Of all the African countries in this report, Nigeria has the most developed IP scheme. Though only launched in 2011 — and considering it has a limited number of payment types and initiation methods (one for each) — IP has strong adoption in the Nigerian market compared to other electronic payment types. Growth is expected to continue well into the future.
Nigeria’s IP system is run by NIBSS Instant Payments (NIP) — an interbank account-to-account IP system that allows users to make transfers 24/7/365 via internet and mobile banking, bank branches, kiosks, mobile USSD, POS terminals and ATMs.
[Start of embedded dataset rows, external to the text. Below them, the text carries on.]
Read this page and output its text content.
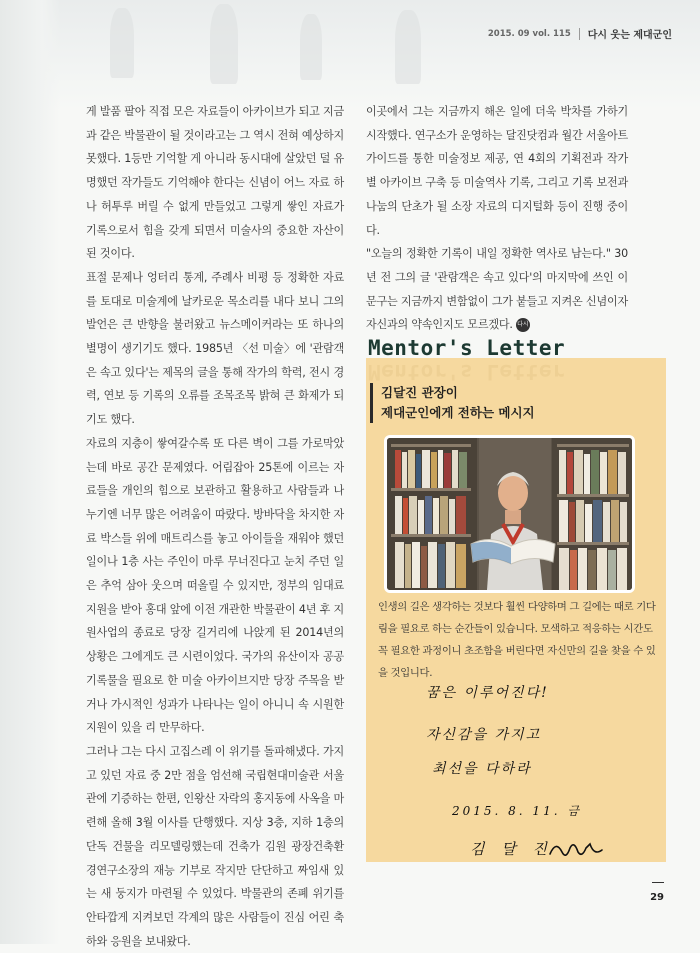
2015. 09 vol. 115 다시 웃는 제대군인

게 발품 팔아 직접 모은 자료들이 아카이브가 되고 지금과 같은 박물관이 될 것이라고는 그 역시 전혀 예상하지 못했다. 1등만 기억할 게 아니라 동시대에 살았던 덜 유명했던 작가들도 기억해야 한다는 신념이 어느 자료 하나 허투루 버릴 수 없게 만들었고 그렇게 쌓인 자료가 기록으로서 힘을 갖게 되면서 미술사의 중요한 자산이 된 것이다.

표절 문제나 엉터리 통계, 주례사 비평 등 정확한 자료를 토대로 미술계에 날카로운 목소리를 내다 보니 그의 발언은 큰 반향을 불러왔고 뉴스메이커라는 또 하나의 별명이 생기기도 했다. 1985년 〈선 미술〉에 '관람객은 속고 있다'는 제목의 글을 통해 작가의 학력, 전시 경력, 연보 등 기록의 오류를 조목조목 밝혀 큰 화제가 되기도 했다.

자료의 지층이 쌓여갈수록 또 다른 벽이 그를 가로막았는데 바로 공간 문제였다. 어림잡아 25톤에 이르는 자료들을 개인의 힘으로 보관하고 활용하고 사람들과 나누기엔 너무 많은 어려움이 따랐다. 방바닥을 차지한 자료 박스들 위에 매트리스를 놓고 아이들을 재워야 했던 일이나 1층 사는 주인이 마루 무너진다고 눈치 주던 일은 추억 삼아 웃으며 떠올릴 수 있지만, 정부의 임대료 지원을 받아 홍대 앞에 이전 개관한 박물관이 4년 후 지원사업의 종료로 당장 길거리에 나앉게 된 2014년의 상황은 그에게도 큰 시련이었다. 국가의 유산이자 공공 기록물을 필요로 한 미술 아카이브지만 당장 주목을 받거나 가시적인 성과가 나타나는 일이 아니니 속 시원한 지원이 있을 리 만무하다.

그러나 그는 다시 고집스레 이 위기를 돌파해냈다. 가지고 있던 자료 중 2만 점을 엄선해 국립현대미술관 서울관에 기증하는 한편, 인왕산 자락의 홍지동에 사옥을 마련해 올해 3월 이사를 단행했다. 지상 3층, 지하 1층의 단독 건물을 리모델링했는데 건축가 김원 광장건축환경연구소장의 재능 기부로 작지만 단단하고 짜임새 있는 새 둥지가 마련될 수 있었다. 박물관의 존폐 위기를 안타깝게 지켜보던 각계의 많은 사람들이 진심 어린 축하와 응원을 보내왔다.

이곳에서 그는 지금까지 해온 일에 더욱 박차를 가하기 시작했다. 연구소가 운영하는 달진닷컴과 월간 서울아트가이드를 통한 미술정보 제공, 연 4회의 기획전과 작가별 아카이브 구축 등 미술역사 기록, 그리고 기록 보전과 나눔의 단초가 될 소장 자료의 디지털화 등이 진행 중이다.

"오늘의 정확한 기록이 내일 정확한 역사로 남는다." 30년 전 그의 글 '관람객은 속고 있다'의 마지막에 쓰인 이 문구는 지금까지 변함없이 그가 붙들고 지켜온 신념이자 자신과의 약속인지도 모르겠다. 다시

Mentor's Letter
Mentor's Letter
김달진 관장이
제대군인에게 전하는 메시지
인생의 길은 생각하는 것보다 훨씬 다양하며 그 길에는 때로 기다림을 필요로 하는 순간들이 있습니다. 모색하고 적응하는 시간도 꼭 필요한 과정이니 초조함을 버린다면 자신만의 길을 찾을 수 있을 것입니다.
꿈은 이루어진다!
자신감을 가지고
최선을 다하라
2015. 8. 11. 금
김 달 진
29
NIP supports P2P, B2B, C2B and B2C payments and is available for both retail and corporate customers, with maximum daily transaction limits set at NGN5m ($13,752) for individuals and NGN10m ($27,504) for corporates.
NIBSS also offers E-BillsPay, an account number-based, online and real-time credit transfer service for consumers to make payments of their utility bills, government fees, penalties, airtime and subscriptions.
In 2018, the Central Bank of Nigeria (CBN) introduced a regulation intended to ensure customer security and limit fraud within IP. The regulation stipulates that if a complaint is registered against a transaction and the charge is not reversed into the reporting customer’s account within 24 hours, the receiving or sending entity could receive a fine of NGN10,000 ($28). This demonstrates the central support that has propelled IP in Nigeria, contributing to its 57% YOY growth.